Introduction
In order to avoid surprises while investigating performance issues because of bad database design at client side environment, we should have a review process of baseline database of high end products. Just to avoid confusion, baseline database is a product database that is specifically tailored for each client implementation. To give you a fairly visible idea of what we are saying here is that if a product database misses key performance index, then this index will get missed on every new implementation later on. These review processes make sure that over implementation quality standards have been met.
This tip can act as a baseline script which when executed can highlight violations against defined standard. So the rules are important. Let’s see how we can create rules using SQL Server/Oracle meta views.
Rules
Rules are simply defined standards that must be followed while designing databases. For example, most of the applications support audit reports which require each table to have certain audit fields like createdOn
, CreatedBy
, UpdatedOn
, UpdatedBy
. These fields highlighted here are meant for understanding purposes only, user of course can use their own fields for mandatory rules.

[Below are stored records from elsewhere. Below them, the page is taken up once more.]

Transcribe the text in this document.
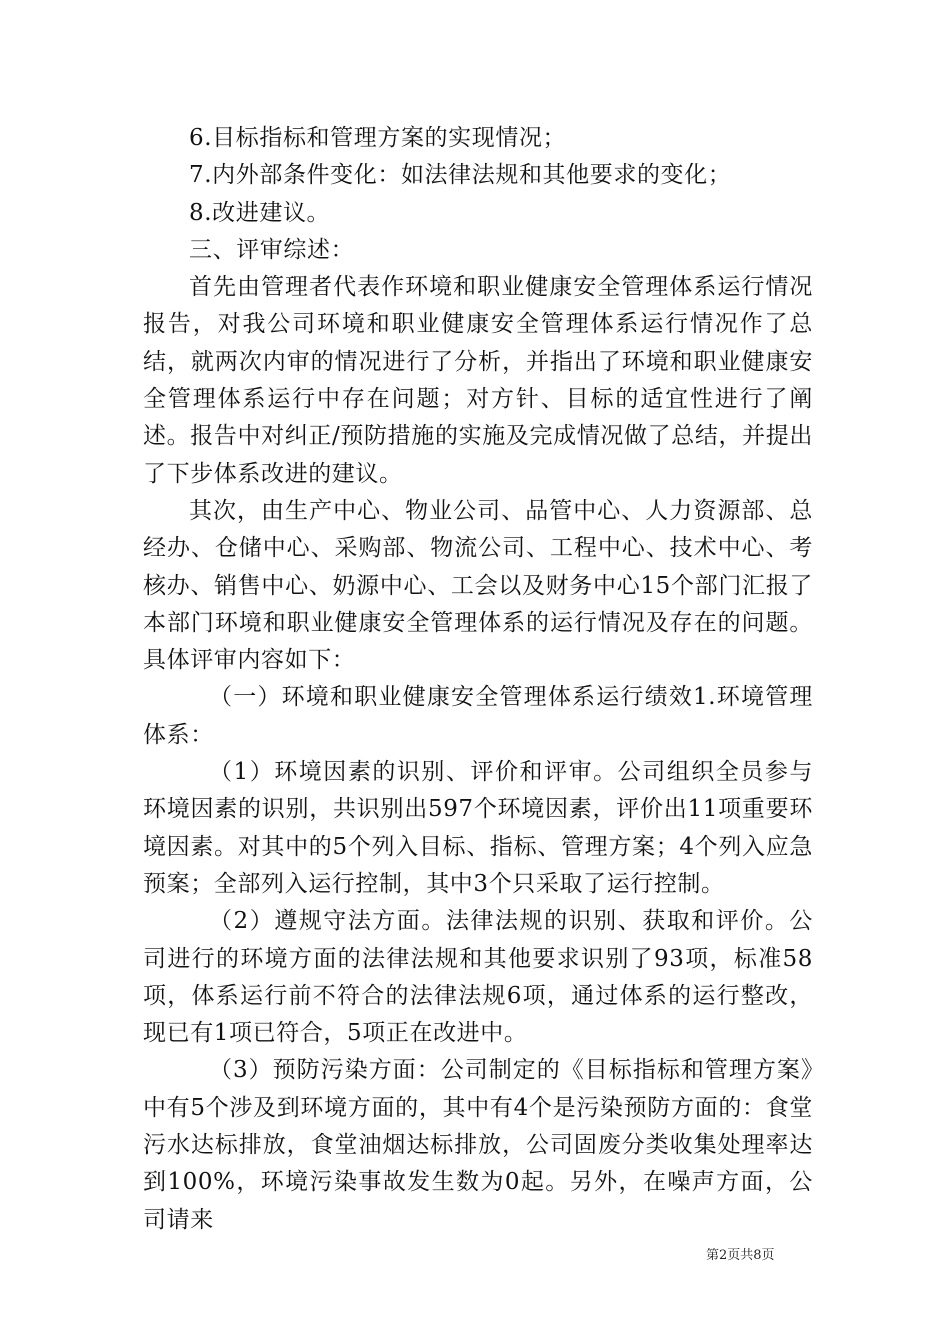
6.目标指标和管理方案的实现情况；

7.内外部条件变化：如法律法规和其他要求的变化；

8.改进建议。

三、评审综述：

首先由管理者代表作环境和职业健康安全管理体系运行情况报告，对我公司环境和职业健康安全管理体系运行情况作了总结，就两次内审的情况进行了分析，并指出了环境和职业健康安全管理体系运行中存在问题；对方针、目标的适宜性进行了阐述。报告中对纠正/预防措施的实施及完成情况做了总结，并提出了下步体系改进的建议。

其次，由生产中心、物业公司、品管中心、人力资源部、总经办、仓储中心、采购部、物流公司、工程中心、技术中心、考核办、销售中心、奶源中心、工会以及财务中心15个部门汇报了本部门环境和职业健康安全管理体系的运行情况及存在的问题。具体评审内容如下：

（一）环境和职业健康安全管理体系运行绩效1.环境管理体系：

（1）环境因素的识别、评价和评审。公司组织全员参与环境因素的识别，共识别出597个环境因素，评价出11项重要环境因素。对其中的5个列入目标、指标、管理方案；4个列入应急预案；全部列入运行控制，其中3个只采取了运行控制。

（2）遵规守法方面。法律法规的识别、获取和评价。公司进行的环境方面的法律法规和其他要求识别了93项，标准58项，体系运行前不符合的法律法规6项，通过体系的运行整改，现已有1项已符合，5项正在改进中。

（3）预防污染方面：公司制定的《目标指标和管理方案》中有5个涉及到环境方面的，其中有4个是污染预防方面的：食堂污水达标排放，食堂油烟达标排放，公司固废分类收集处理率达到100%，环境污染事故发生数为0起。另外，在噪声方面，公司请来

第2页共8页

We will discuss the following rules for explanation purposes. The idea can be extended to any sort of rules one may have.
- Audit Field (
CREATED_ON
, CREATED_BY
, UPDATED_ON
, UPDATED_BY
) must be present in all tables - Audit Fields must not mark Nullable
Created_ON
/UPDATED_ON
should have a default date constraint CREATED_BY
/UPDATED_BY
field must be of type nvarchar
of size 30
- Same column names data type and size should match
- All tables must have a Primary Key Constraint
- Data Type mismatch Identified over SAME COLUMN name
Creating Tests
SQL can be used as a rule engine for validation verification purposes because SQL Server sys views contain huge information about everything SQL Server has. Hence, we have written Tests cases using same sys views for validating individual rules. Let's see each rule one by one.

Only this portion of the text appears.